Q7. What makes this different from a student case competition or hackathon?

Key differences with ACCESS FORWARD:

  • Runs across full academic terms, not a weekend.
  • Rooted in real communities and destinations, not hypotheticals.
  • Focused on implementation and ecosystem change, not just pitches.
  • Anchored in SDG 8 / decent work and economic inclusion, not just awareness.
Q8. What do funding partners actually get out of ACCESS FORWARD?

Depending on level of engagement, here are some examples:

  1. New research and insight on travelers and local residents across multiple destinations
  2. A pipeline of diverse emerging talent across global universities
  3. Community-rooted pilots and concepts they can scale (products, programs, campaigns, tools)
  4. Measurable SDG 8 outcomes—ventures, jobs, supplier pipelines, local revenue
  5. Authentic narratives and PR grounded in real impact, not just messaging
Q9. How do funding partnerships work?

Engagement is usually 1–3 years, with fees tied to cohort count, geography, and scope. Typical funding partnership models include:

  • Lead / Anchor Partner – Multi-year, multi-cohort, multi-region leadership role
  • Destination Partner – Geographically focused on National, Regional, or one or several destinations
  • Thematic Sponsor – Focused on a theme (e.g., Digital Innovation, Economic Inclusion)
  • Pilot Cohort – A single cohort to prove the model and build internal buy-in
Q10. How does ACCESS FORWARD support ESG, DEI, and SDG goals?

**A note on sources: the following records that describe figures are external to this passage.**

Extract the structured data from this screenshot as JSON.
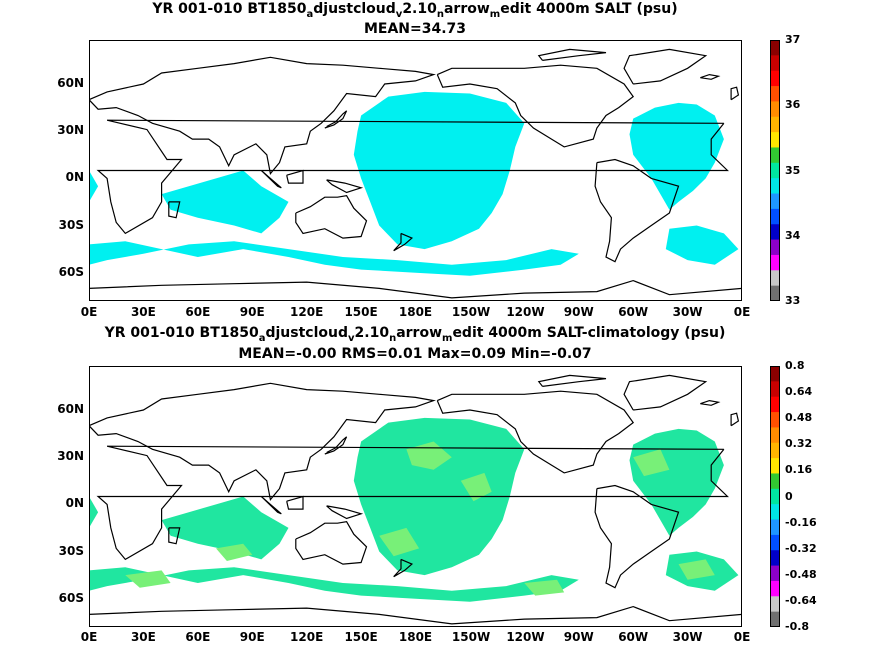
{
  "panels": [
    {
      "title_parts": [
        "YR 001-010 BT1850",
        "a",
        "djustcloud",
        "v",
        "2.10",
        "n",
        "arrow",
        "m",
        "edit 4000m SALT (psu)"
      ],
      "subtitle": "MEAN=34.73",
      "colorbar": {
        "labels": [
          "37",
          "36",
          "35",
          "34",
          "33"
        ],
        "colors": [
          "#8b0000",
          "#c80000",
          "#ff0000",
          "#ff5000",
          "#ff8c00",
          "#ffb400",
          "#ffe600",
          "#32c832",
          "#00e6a0",
          "#00e6e6",
          "#1e96ff",
          "#0050ff",
          "#0000c8",
          "#8c00c8",
          "#ff00ff",
          "#c8c8c8",
          "#707070"
        ]
      },
      "fill_color": "#00f0f0"
    },
    {
      "title_parts": [
        "YR 001-010 BT1850",
        "a",
        "djustcloud",
        "v",
        "2.10",
        "n",
        "arrow",
        "m",
        "edit 4000m SALT-climatology (psu)"
      ],
      "subtitle": "MEAN=-0.00   RMS=0.01   Max=0.09   Min=-0.07",
      "colorbar": {
        "labels": [
          "0.8",
          "0.64",
          "0.48",
          "0.32",
          "0.16",
          "0",
          "-0.16",
          "-0.32",
          "-0.48",
          "-0.64",
          "-0.8"
        ],
        "colors": [
          "#8b0000",
          "#c80000",
          "#ff0000",
          "#ff5000",
          "#ff8c00",
          "#ffb400",
          "#ffe600",
          "#32c832",
          "#00e6a0",
          "#00e6e6",
          "#1e96ff",
          "#0050ff",
          "#0000c8",
          "#8c00c8",
          "#ff00ff",
          "#c8c8c8",
          "#707070"
        ]
      },
      "fill_color": "#20e6a0",
      "fill_color2": "#78f078"
    }
  ],
  "lat_labels": [
    "60N",
    "30N",
    "0N",
    "30S",
    "60S"
  ],
  "lon_labels": [
    "0E",
    "30E",
    "60E",
    "90E",
    "120E",
    "150E",
    "180E",
    "150W",
    "120W",
    "90W",
    "60W",
    "30W",
    "0E"
  ]
}
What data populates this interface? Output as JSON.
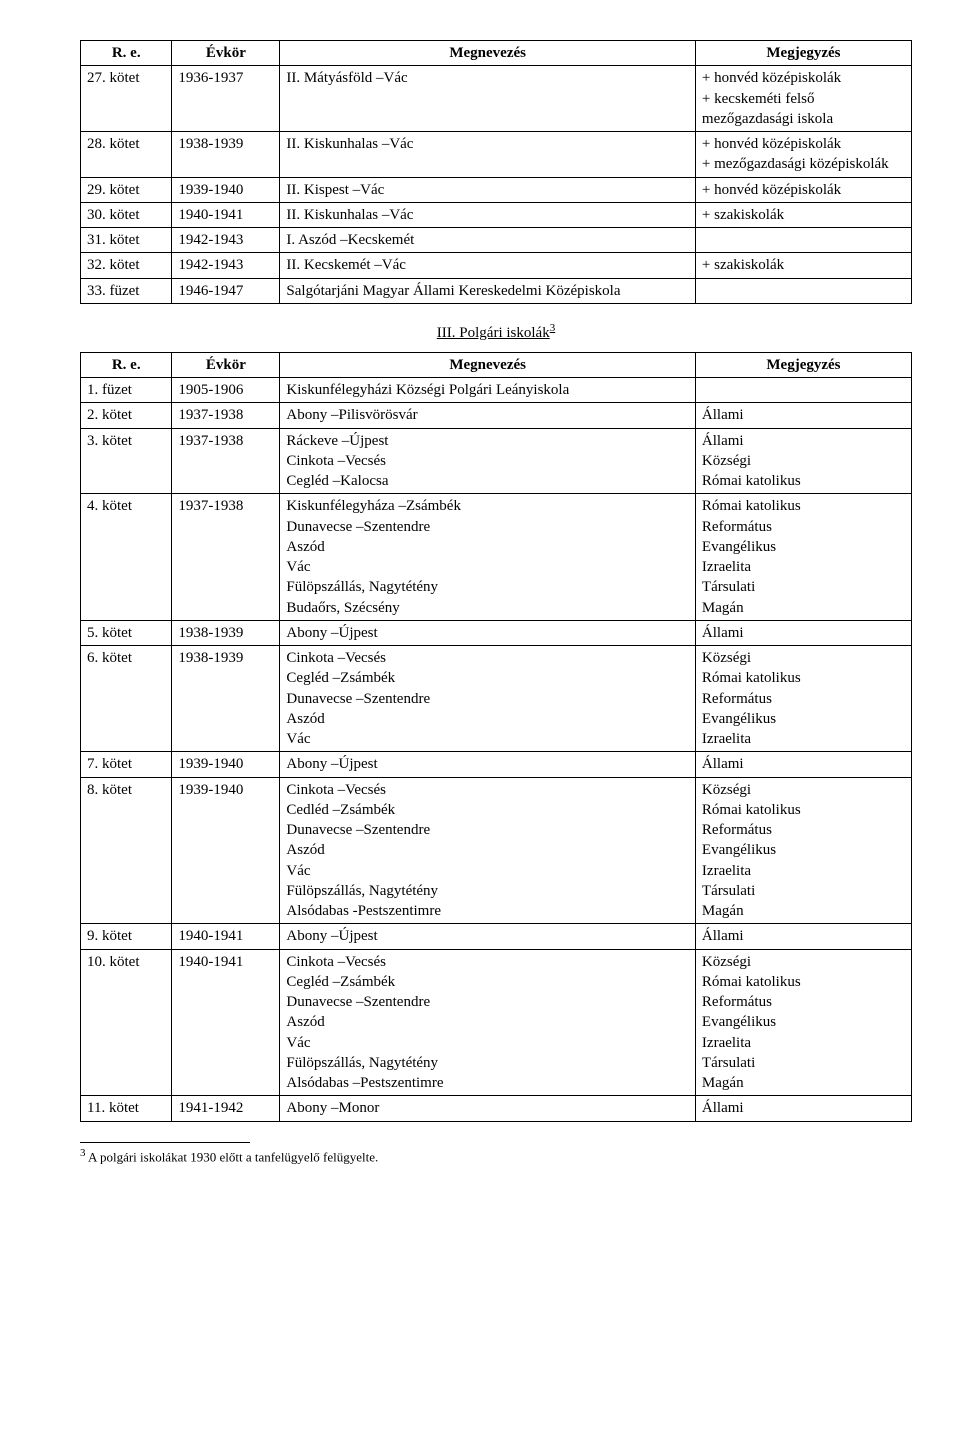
{
  "columns": {
    "re": "R. e.",
    "evkor": "Évkör",
    "megnevezes": "Megnevezés",
    "megjegyzes": "Megjegyzés"
  },
  "top_table": {
    "rows": [
      {
        "re": "27. kötet",
        "ev": "1936-1937",
        "meg": [
          "II. Mátyásföld –Vác"
        ],
        "megj": [
          "+ honvéd középiskolák",
          "+ kecskeméti felső mezőgazdasági iskola"
        ]
      },
      {
        "re": "28. kötet",
        "ev": "1938-1939",
        "meg": [
          "II. Kiskunhalas –Vác"
        ],
        "megj": [
          "+ honvéd középiskolák",
          "+ mezőgazdasági középiskolák"
        ]
      },
      {
        "re": "29. kötet",
        "ev": "1939-1940",
        "meg": [
          "II. Kispest –Vác"
        ],
        "megj": [
          "+ honvéd középiskolák"
        ]
      },
      {
        "re": "30. kötet",
        "ev": "1940-1941",
        "meg": [
          "II. Kiskunhalas –Vác"
        ],
        "megj": [
          "+ szakiskolák"
        ]
      },
      {
        "re": "31. kötet",
        "ev": "1942-1943",
        "meg": [
          "I. Aszód –Kecskemét"
        ],
        "megj": [
          ""
        ]
      },
      {
        "re": "32. kötet",
        "ev": "1942-1943",
        "meg": [
          "II. Kecskemét –Vác"
        ],
        "megj": [
          "+ szakiskolák"
        ]
      },
      {
        "re": "33. füzet",
        "ev": "1946-1947",
        "meg": [
          "Salgótarjáni Magyar Állami Kereskedelmi Középiskola"
        ],
        "megj": [
          ""
        ]
      }
    ]
  },
  "section_title": "III. Polgári iskolák",
  "section_footmark": "3",
  "bottom_table": {
    "rows": [
      {
        "re": "1. füzet",
        "ev": "1905-1906",
        "meg": [
          "Kiskunfélegyházi Községi Polgári Leányiskola"
        ],
        "megj": [
          ""
        ]
      },
      {
        "re": "2. kötet",
        "ev": "1937-1938",
        "meg": [
          "Abony –Pilisvörösvár"
        ],
        "megj": [
          "Állami"
        ]
      },
      {
        "re": "3. kötet",
        "ev": "1937-1938",
        "meg": [
          "Ráckeve –Újpest",
          "Cinkota –Vecsés",
          "Cegléd –Kalocsa"
        ],
        "megj": [
          "Állami",
          "Községi",
          "Római katolikus"
        ]
      },
      {
        "re": "4. kötet",
        "ev": "1937-1938",
        "meg": [
          "Kiskunfélegyháza –Zsámbék",
          "Dunavecse –Szentendre",
          "Aszód",
          "Vác",
          "Fülöpszállás, Nagytétény",
          "Budaőrs, Szécsény"
        ],
        "megj": [
          "Római katolikus",
          "Református",
          "Evangélikus",
          "Izraelita",
          "Társulati",
          "Magán"
        ]
      },
      {
        "re": "5. kötet",
        "ev": "1938-1939",
        "meg": [
          "Abony –Újpest"
        ],
        "megj": [
          "Állami"
        ]
      },
      {
        "re": "6. kötet",
        "ev": "1938-1939",
        "meg": [
          "Cinkota –Vecsés",
          "Cegléd –Zsámbék",
          "Dunavecse –Szentendre",
          "Aszód",
          "Vác"
        ],
        "megj": [
          "Községi",
          "Római katolikus",
          "Református",
          "Evangélikus",
          "Izraelita"
        ]
      },
      {
        "re": "7. kötet",
        "ev": "1939-1940",
        "meg": [
          "Abony –Újpest"
        ],
        "megj": [
          "Állami"
        ]
      },
      {
        "re": "8. kötet",
        "ev": "1939-1940",
        "meg": [
          "Cinkota –Vecsés",
          "Cedléd –Zsámbék",
          "Dunavecse –Szentendre",
          "Aszód",
          "Vác",
          "Fülöpszállás, Nagytétény",
          "Alsódabas -Pestszentimre"
        ],
        "megj": [
          "Községi",
          "Római katolikus",
          "Református",
          "Evangélikus",
          "Izraelita",
          "Társulati",
          "Magán"
        ]
      },
      {
        "re": "9. kötet",
        "ev": "1940-1941",
        "meg": [
          "Abony –Újpest"
        ],
        "megj": [
          "Állami"
        ]
      },
      {
        "re": "10. kötet",
        "ev": "1940-1941",
        "meg": [
          "Cinkota –Vecsés",
          "Cegléd –Zsámbék",
          "Dunavecse –Szentendre",
          "Aszód",
          "Vác",
          "Fülöpszállás, Nagytétény",
          "Alsódabas –Pestszentimre"
        ],
        "megj": [
          "Községi",
          "Római katolikus",
          "Református",
          "Evangélikus",
          "Izraelita",
          "Társulati",
          "Magán"
        ]
      },
      {
        "re": "11. kötet",
        "ev": "1941-1942",
        "meg": [
          "Abony –Monor"
        ],
        "megj": [
          "Állami"
        ]
      }
    ]
  },
  "footnote": {
    "mark": "3",
    "text": " A polgári iskolákat 1930 előtt a tanfelügyelő felügyelte."
  }
}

ACCESS FORWARD is intentionally designed to operationalize SDG 8 (Decent Work & Economic Growth) and align with ESG/DEI by:

  1. Tracking local jobs, ventures, revenue flows, and opportunities
  2. Prioritizing Black-owned, women-owned, youth-led, and locally rooted enterprises
  3. Embedding resident voice, safety, accessibility, and representation in every theme
  4. Turning commitments and reports into concrete programs and pilots
Q11. How much internal bandwidth does a funding partner need?

ACCESS FORWARD handle program design, university relationships, and cohort structure. Partners typically:

  1. Set goals and success metrics
  2. Join key touch points (kickoff, midpoint check-ins, final showcases)
  3. Provide feedback and decision-making on which pilots to explore

Most partners engage through a small core team, not a large task force.